Interview

Interview du dessinateur Guillaume Lapeyre et du scénariste Rémi Guérin

Sceneario.com : Bonjour Guillaume. Bonjour Rémi. Votre actualité récente est la sortie des nouvelles aventures des écrivains Jules Verne et Arthur Conan Doyle, les deux héros de City Hall, une nouvelle série qui est sorti chez Ankama. Avant d’en parler, pouvez vous raconter votre parcours avant d’en arriver à City Hall ?

Guillaume Lapeyre : J’ai démarré ma carrière chez Delcourt avec mon épouse Elsa Brants et Nicolas Jarry avec les 6 tomes des Chroniques de Magon, puis que les 2 tomes d’Éther, avant de rencontrer Rémi Guérin, avec qui nous avons conçu Explorers (3 tomes) aux Éditions Soleil !

Rémi Guerin : J’ai eu la chance de débuter dans le milieu aux côtés d’Éric Corbeyran, un scénariste qu’il n’est plus nécessaire de présenter aujourd’hui tant son travail est titanesque, ensemble nous avons co-scénarisé les Véritables Légendes Urbaines chez Dargaud. Peu après j’ai rencontré Guillaume Lapeyre, ami et compagnon d’armes sur la série Explorers parue chez Soleil. Dans le même temps j’ai signé les deux derniers tomes de la série Kookaburra Universe, magnifiquement illustrés par Damour, chez le même éditeur. Et nous voilà aujourd’hui au sein d’Ankama avec notre première série au format manga.

Sceneario.com : Qu’est ce qui vous a donné envie de vous lancer dans la bande dessinée ? Quelles ont été vos influences ?

Guillaume Lapeyre : L’impact qu’à laissé Akira dés que je suis sorti de la salle de cinéma… Je n’avais jamais rien vu de tel et le rêve d’être à mon tour un dessinateur ne m’a pas quitté depuis… je devais avoir une quinzaine d’années, et je les ai toujours !! 🙂

Rémi Guerin : Mon père adorait ça et m’a transmis le virus, je fais partie des privilégiés élevés à la BD et même si les albums n’étaient pas Légion chez nous il y avait de quoi lire et relire… Et une bibliothèque municipale assez bien fournie et pas très loin ! Cela dit, et je pense que ça se ressent dans mes scenarii, mes influences sont plutôt issues de la littérature, de Stephen King à René Barjavel en passant par Ray Bradbury et les incontournables Jules Verne et Arthur Conan Doyle (surprenant n’est-ce pas ^^), tout a toujours été là !

Sceneario.com : En ce mois de juin 2012 , est sorti City Hall. Comment est née cette aventure ? Cette série ?

Rémi Guerin : D’une envie toute simple, je voulais créer ma propre Ligue des Gentlemen Extraordinaires, et si tel était le cas, il existait alors une personne qui y méritait sa place plus que n’importe quelle autre au monde, Jules Verne ! J’avais mon inventeur, il n’y avait plus qu’à y ajouter un enquêteur, un aventurier/combattant, un manipulateur/magicien et un leader né. Ils furent nombreux a se présenter au casting mais l’équipe finale a très vite été choisie. Jules Verne serait rejoint par Arthur Conan Doyle, Amélia Earhart, Harry Houdini et Malcolm X. Avec deux personnages comme Verne et Conan Doyle l’idée d’un scénario gravitant autour de la notion d’écriture s’est vite imposée, les bases étaient là. II n’y avait plus qu’à y intégrer Lord Black Fowl et voir comment l’alchimie se ferait…

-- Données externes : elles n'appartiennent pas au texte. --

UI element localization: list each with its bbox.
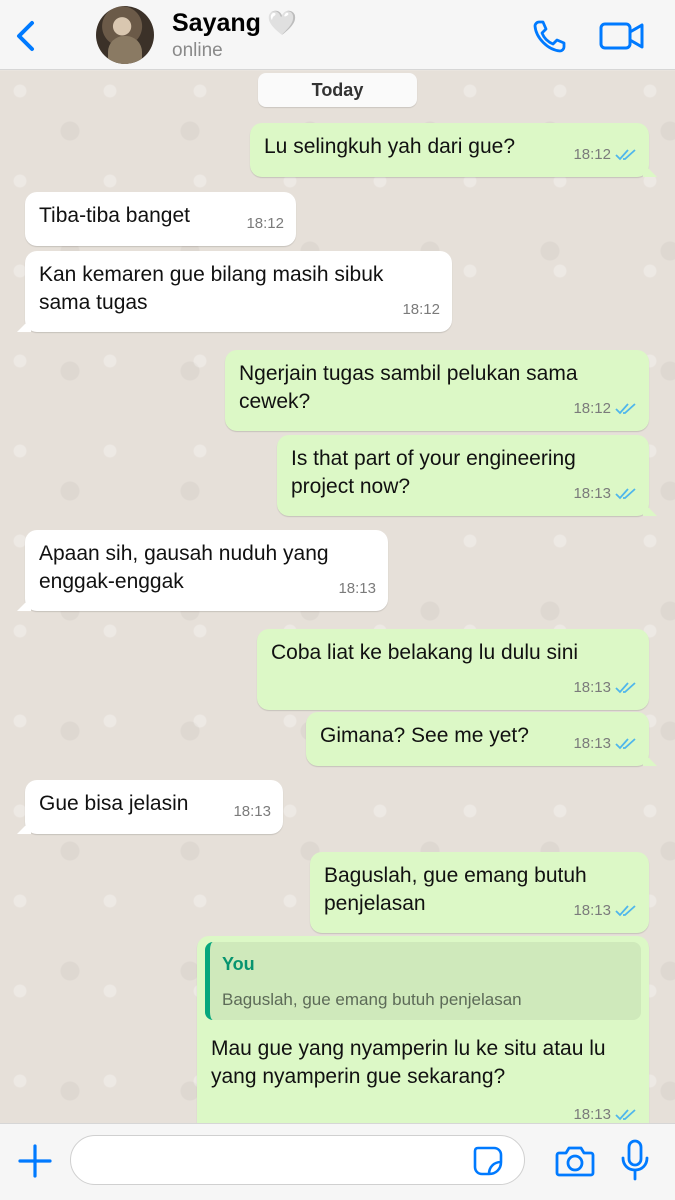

Sceneario.com : Mais tout d’abord, Rémi, pourquoi as-tu choisi Guillaume pour le dessin ?

Rémi Guerin : Pour plusieurs raisons. Premièrement c’est un ami et un dessinateur d’exception, ce qui ne gâche rien. Ensuite c’est le seul à m’avoir dit droit dans les yeux qu’il pouvait tout faire, tout dessiner et que rien ne lui faisait peur (sous réserve de documentation évidement), pas même de changer d’univers d’un album à l’autre… Il est capable de sublimer mon scénario et les long échanges que nous avons chaque jour sont passionnants au plus haut point. Bref, je retourne la question, et par là même je mesure la chance que j’ai, quel scénariste ne voudrais pas travailler avec lui ? Artistiquement il se peut, comme dans la vie, que nous ayons une sorte d « Âme sœur »… Vous savez celle ou celui qui vous comprend toujours, vous aide à avancer et à vous dépasser et ne vous déçois jamais. Et bien en BD Guillaume est mon âme sœur artistique !

Sceneario.com : Guillaume : qu’est ce que cela t’apportes de travailler avec Rémi ?

Guillaume Lapeyre : Rémi est MA source d’inspiration. Toutes les deux semaines, il m’appelle, souvent tard le soir, et il me lit son scénario. Je l’écoute sans rien dire et immédiatement je "vois" tout. Les images ne sont pas réfléchies, elles jaillissent, et je n’ai jamais eu l’angoisse de la page blanche, grâce à lui et son scénario incroyablement visuel. J’essaie juste au moment du story-board de décupler l’efficacité des images qui me sont parvenues.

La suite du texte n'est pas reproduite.